In 2025, human writers will reaffirm their value. In recent years, the race for more and more content has been driven by technological and market imperatives like search engine optimization, which serve neither creators nor consumers. Human needs and desires have been pushed aside in favor of the attention economy and click dynamics.
Hailed as a boon to free speech, the original promise of the Internet has failed us. Literature and journalism have been replaced by worthless “content,” intended primarily to fill web pages rather than inform or entertain. Meanwhile, writers' income has dropped. Author's Licensing and Reproduction Association authors reported a 60.2% decrease in inflation-adjusted income between 2006 and 2022. The emergence of widely available creative tools artificial intelligence For many, it was like the final nail in the coffin for writers.
But 2025 will be a turning point, not for AI to replace us but for appreciating the emotional, spiritual, political, cultural and ultimately financial value of high-quality human writing. People. Ironically, the advent of AI-generated search engines, which hinder traffic to native websites, will eliminate the need for meaningless “content” to trick the system and will promote Push people to demand better.

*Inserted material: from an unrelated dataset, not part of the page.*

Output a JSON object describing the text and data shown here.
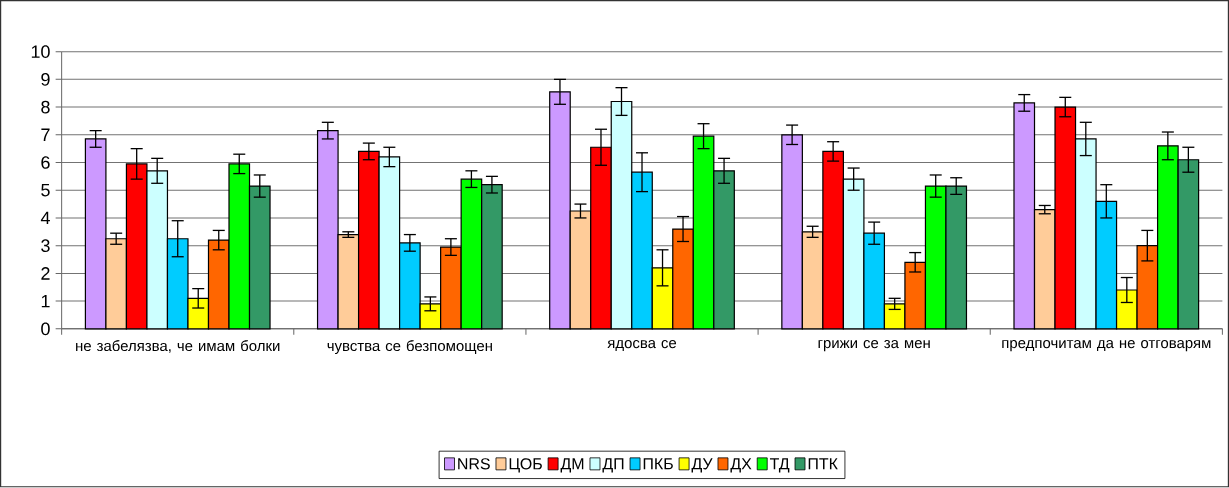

Innovative AI has sparked a series of lawsuits as well as industrial and regulatory action. Data protection regulators in the EU and UK, prompted by complaints from civil society organization NOYB, succeeded in halting Meta's plans to train AI on posts , photos and user interactions. Traditional publishers like The New York Times have stepped up to protect their own interests and with them those of their contributors. But some, notably the Financial Times and The Atlantic, have signed deals with innovative AI companies, perhaps in the belief that the tide cannot be held back. In 2025, they will be proven wrong.
As copyright lawsuits rumble through the courts, in 2025 we will also see decisions on liability for the inevitable errors made by AI. Defamation lawsuits against AI companies and publishers using AI content will reach a peak as false slander is spread online and amplified by thoughtless and technologically advanced bots. AI search engine. In 2024, academic publisher Wiley, closed 19 magazines facing a wave of fake scientific articles. Humans make mistakes, but counterfeiting on an industrial scale is really a technological problem. AI has no work ethic, no soul, and nothing to lose—but the people who use it or ask others to use it for them do.
In 2023, AI companies began hiring poets from around the world to try to inject something approximating creativity into their lifeless products. And in 2024, copywriters find their careers, seemingly doomed by AI, have been revived as humanizers of generic marketing content that doesn't pass muster. math let alone a human sniff test for quality. The value of human creators is starting to become apparent to the corporations that have sought to crush them, now that even machines are not fooled by AI. But robot copy editing is boring—will writers eventually say no? And will readers join them?
The London premiere of The Last Screenwriter, a film written by ChatGPT 4.0, was canceled in June 2024 after the cinema received more than 200 complaints about its premise.
Publishers that rely on people will attract the best writers and ultimately the most profitable audiences. With many news organizations offering little or no compensation to freelance writers, those humans will not want to sell their souls on the cheap to train AI to replace them. Publishers who sell out their writers will see their talent go elsewhere and with them their readership.
In a world filled with silly auto-derivative stories, human writers will give readers a breath of fresh air, like a green park in a polluted city. Instead of being wiped out by AI, by 2025 we will see a recognition of the value inherent in the quality of human writing, and perhaps, human writers will be able to start charging your treatment.